If you are at all familiar with the history of economics, you are likely aware of Adam Smith. He is most famous for his Wealth of Nations (or An Inquiry into the Nature and Causes of the Wealth of Nation), an Enlightenment era document in which he proposed the idea of an entirely open economic market, one that fosters absolute free trade and rejects any governmental intervention in the marketplace. For Smith, the market works best when all of its participants are pursuing their self-interest for profit. When everyone is doing so, Smith argues, the whole (society) will benefit.
How will this happen? It is the work of an "invisible hand," the law of exchange, driven by supply and demand, and nothing more. Crucially, there is no moral point: it's all about matching supply and demand. That's all.
Why does Smith's system find such favor in the West today? Simply, it has produced immense prosperity in most of the nations in which it has been used. True enough. But only if one elevates economic prosperity as the highest value can Smith's system be called moral. We are more than economic and material beings. Furthermore, not everyone will prosper in the same way: there will be haves and there will be have nots.

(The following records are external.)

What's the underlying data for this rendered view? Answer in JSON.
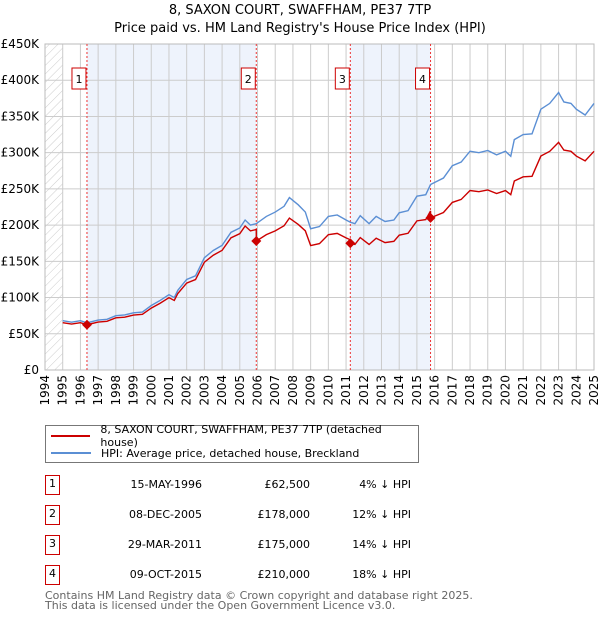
{
  "chart_data": {
    "type": "line",
    "title": "8, SAXON COURT, SWAFFHAM, PE37 7TP",
    "subtitle": "Price paid vs. HM Land Registry's House Price Index (HPI)",
    "xlim": [
      1994,
      2025
    ],
    "ylim": [
      0,
      450000
    ],
    "y_ticks": [
      {
        "v": 0,
        "label": "£0"
      },
      {
        "v": 50000,
        "label": "£50K"
      },
      {
        "v": 100000,
        "label": "£100K"
      },
      {
        "v": 150000,
        "label": "£150K"
      },
      {
        "v": 200000,
        "label": "£200K"
      },
      {
        "v": 250000,
        "label": "£250K"
      },
      {
        "v": 300000,
        "label": "£300K"
      },
      {
        "v": 350000,
        "label": "£350K"
      },
      {
        "v": 400000,
        "label": "£400K"
      },
      {
        "v": 450000,
        "label": "£450K"
      }
    ],
    "x_ticks": [
      "1994",
      "1995",
      "1996",
      "1997",
      "1998",
      "1999",
      "2000",
      "2001",
      "2002",
      "2003",
      "2004",
      "2005",
      "2006",
      "2007",
      "2008",
      "2009",
      "2010",
      "2011",
      "2012",
      "2013",
      "2014",
      "2015",
      "2016",
      "2017",
      "2018",
      "2019",
      "2020",
      "2021",
      "2022",
      "2023",
      "2024",
      "2025"
    ],
    "grid": true,
    "colors": {
      "property": "#cc0000",
      "hpi": "#5b8fd4",
      "band": "#eef3fc",
      "grid": "#cccccc"
    },
    "hpi": [
      [
        1995,
        68
      ],
      [
        1995.5,
        66
      ],
      [
        1996,
        68
      ],
      [
        1996.37,
        65.1
      ],
      [
        1997,
        69
      ],
      [
        1997.5,
        70
      ],
      [
        1998,
        75
      ],
      [
        1998.5,
        76
      ],
      [
        1999,
        79
      ],
      [
        1999.5,
        80
      ],
      [
        2000,
        89
      ],
      [
        2000.5,
        96
      ],
      [
        2001,
        104
      ],
      [
        2001.3,
        100
      ],
      [
        2001.5,
        110
      ],
      [
        2002,
        125
      ],
      [
        2002.5,
        130
      ],
      [
        2003,
        155
      ],
      [
        2003.5,
        165
      ],
      [
        2004,
        172
      ],
      [
        2004.5,
        190
      ],
      [
        2005,
        196
      ],
      [
        2005.3,
        207
      ],
      [
        2005.6,
        200
      ],
      [
        2005.93,
        202
      ],
      [
        2006.5,
        212
      ],
      [
        2007,
        218
      ],
      [
        2007.5,
        226
      ],
      [
        2007.8,
        238
      ],
      [
        2008.3,
        228
      ],
      [
        2008.7,
        218
      ],
      [
        2009,
        195
      ],
      [
        2009.5,
        198
      ],
      [
        2010,
        212
      ],
      [
        2010.5,
        214
      ],
      [
        2011,
        207
      ],
      [
        2011.24,
        204
      ],
      [
        2011.5,
        202
      ],
      [
        2011.8,
        213
      ],
      [
        2012.3,
        202
      ],
      [
        2012.7,
        212
      ],
      [
        2013.2,
        205
      ],
      [
        2013.7,
        207
      ],
      [
        2014,
        217
      ],
      [
        2014.5,
        220
      ],
      [
        2015,
        240
      ],
      [
        2015.5,
        242
      ],
      [
        2015.77,
        256
      ],
      [
        2016.5,
        265
      ],
      [
        2017,
        282
      ],
      [
        2017.5,
        287
      ],
      [
        2018,
        302
      ],
      [
        2018.5,
        300
      ],
      [
        2019,
        303
      ],
      [
        2019.5,
        297
      ],
      [
        2020,
        302
      ],
      [
        2020.3,
        295
      ],
      [
        2020.5,
        318
      ],
      [
        2021,
        325
      ],
      [
        2021.5,
        326
      ],
      [
        2022,
        360
      ],
      [
        2022.5,
        368
      ],
      [
        2023,
        383
      ],
      [
        2023.3,
        370
      ],
      [
        2023.7,
        368
      ],
      [
        2024,
        360
      ],
      [
        2024.5,
        352
      ],
      [
        2025,
        368
      ]
    ],
    "hpi_units": "£ thousands",
    "legend": {
      "property": "8, SAXON COURT, SWAFFHAM, PE37 7TP (detached house)",
      "hpi": "HPI: Average price, detached house, Breckland"
    },
    "sales": [
      {
        "n": "1",
        "t": 1996.37,
        "date": "15-MAY-1996",
        "price": 62500,
        "price_label": "£62,500",
        "hpi_label": "4% ↓ HPI"
      },
      {
        "n": "2",
        "t": 2005.93,
        "date": "08-DEC-2005",
        "price": 178000,
        "price_label": "£178,000",
        "hpi_label": "12% ↓ HPI"
      },
      {
        "n": "3",
        "t": 2011.24,
        "date": "29-MAR-2011",
        "price": 175000,
        "price_label": "£175,000",
        "hpi_label": "14% ↓ HPI"
      },
      {
        "n": "4",
        "t": 2015.77,
        "date": "09-OCT-2015",
        "price": 210000,
        "price_label": "£210,000",
        "hpi_label": "18% ↓ HPI"
      }
    ]
  },
  "footer": {
    "line1": "Contains HM Land Registry data © Crown copyright and database right 2025.",
    "line2": "This data is licensed under the Open Government Licence v3.0."
  }
}
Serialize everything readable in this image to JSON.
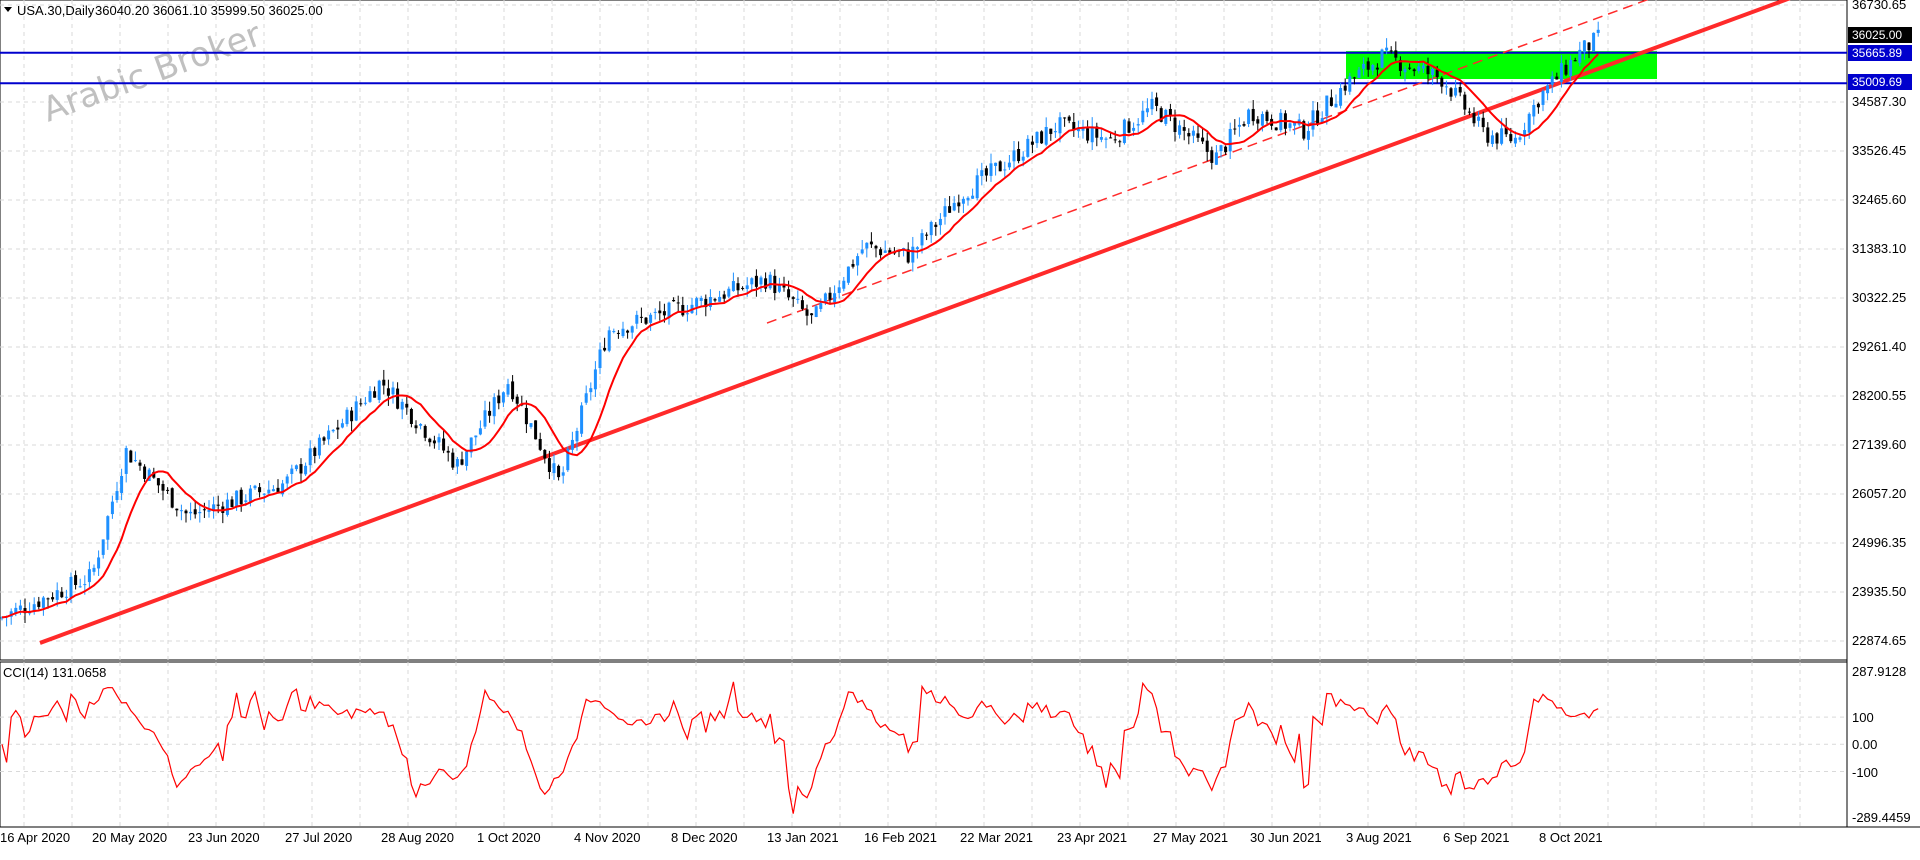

Monopolies will occur, industries will be destroyed, many lives shattered.
And when this happens, the market doesn't care: as a banker at Goldman Sachs remarked in a recent interview, such "disaster" is no more than the "shifting of capital" to a better position. Again, there is no moral point other than the meeting of supply and demand. It's very Darwinian: survival of the fittest.
So why do many of us reject Darwinism and yet embrace the laissez-faire marketplace? Do we really want to base our economic activities on the notion of the survival of the fittest? Do we treasure our material fullness more than the common good?
It's exceeding difficult to be black and white in a gray world.